Futuro es sentirse hermanos y no querer dominar

El papa Francisco durante la audiencia general
El papa Francisco durante la audiencia general (foto: EPA)
12:19, 13 eneCIUDAD DEL VATICANORedacción ANSA

(ANSA) - CIUDAD DEL VATICANO, 13 GEN - El papa Francisco sostuvo hoy que "en el futuro del mundo y en la esperanza de la Iglesia están los 'pequeños': los que no se consideran mejores que los demás, que son conscientes de sus propios límites y de sus pecados, que no quieren dominar a los otros, que, en Dios Padre, se reconocen hermanos".
    En la audiencia general, dedicada a la "Plegaria de la alabanza", transmitida en directo desde la biblioteca del palacio apostólico, el pontífice explicó que "Jesús alaba al Padre porque prefiere a los pequeños".
    "Es lo que él mismo experimente, predicando en los pueblos: los 'doctos' y los 'sabios' permanecen desconfiados y cerrados, haciendo cálculos, mientras que los 'pequeños' se abren y aceptan el mensaje. Esto no puede ser otra cosa que voluntad del Padre, y Jesús se alegra", detalló.
    Indicó que "también nosotros debemos alegrarnos y alabar a Dios porque las personas humildes y simples acogen el evangelio".
    Y recordó que cuando ve "a la gente simple, humilde, que asiste a los peregrinajes, que va a rezar, que canta y alaba", comprende que "a estas personas le faltan muchas cosas, pero incluso eso los lleva a alabar a a Dios".

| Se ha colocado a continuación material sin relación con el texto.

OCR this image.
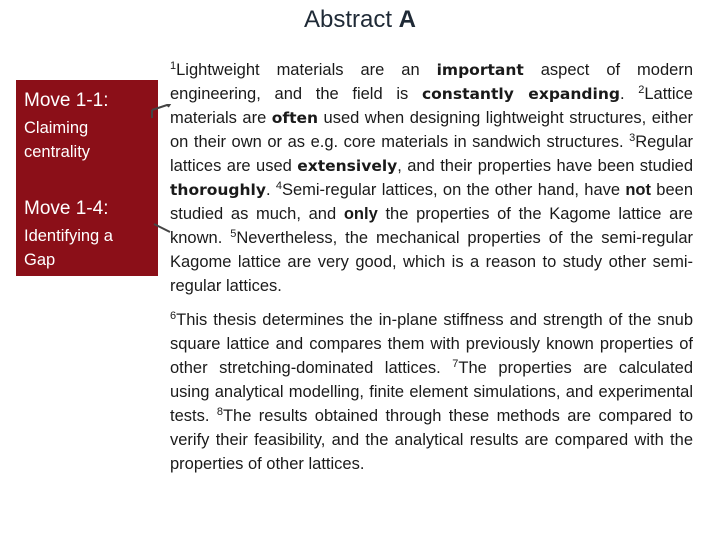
Abstract A
Move 1-1:
Claiming
centrality
Move 1-4:
Identifying a
Gap

$^1$Lightweight materials are an important aspect of modern engineering, and the field is constantly expanding. $^2$Lattice materials are often used when designing lightweight structures, either on their own or as e.g. core materials in sandwich structures. $^3$Regular lattices are used extensively, and their properties have been studied thoroughly. $^4$Semi-regular lattices, on the other hand, have not been studied as much, and only the properties of the Kagome lattice are known. $^5$Nevertheless, the mechanical properties of the semi-regular Kagome lattice are very good, which is a reason to study other semi-regular lattices.

$^6$This thesis determines the in-plane stiffness and strength of the snub square lattice and compares them with previously known properties of other stretching-dominated lattices. $^7$The properties are calculated using analytical modelling, finite element simulations, and experimental tests. $^8$The results obtained through these methods are compared to verify their feasibility, and the analytical results are compared with the properties of other lattices.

    Según Jorge Bergoglio, además, "existe una gran enseñanza en aquella plegaria que desde hace ocho siglos jamás dejó de palpitar, que San Francisco compuso al final de su vida: el 'Cántico del hermano sol' o 'de las criaturas'".
    "El pobrecito no lo compuso en un momento de alegría, de bienestar, sino por el contrario, en medio de las penurias.
    Francisco estaba casi ciego, y advirtió en su ánimo el peso de una soledad que jamás había experimentado antes: el mundo no cambió desde que empezó a predicar, todavía había quien se dejaba destrozar por los litigios y además siente que se acercan los pasos de la muerte", recordó.
    "Podría ser el momento de la desilusión, de una desilusión extrema, y de la percepción del propio fracaso -reconoció el Papa-. Pero Francisco, en aquel instante de tristeza, de oscuridad, rezó 'Alabado seas, mi Señor...'. Rezó alabando, y también por la muerte, a la que con coraje llegó a llamar 'hermana', la hermana muerte".
    "Los santos y las santas nos demuestran que se puede alabar siempre, en la buena y en la mala suerte. La alabanza purifica siempre", concluyó. (ANSA).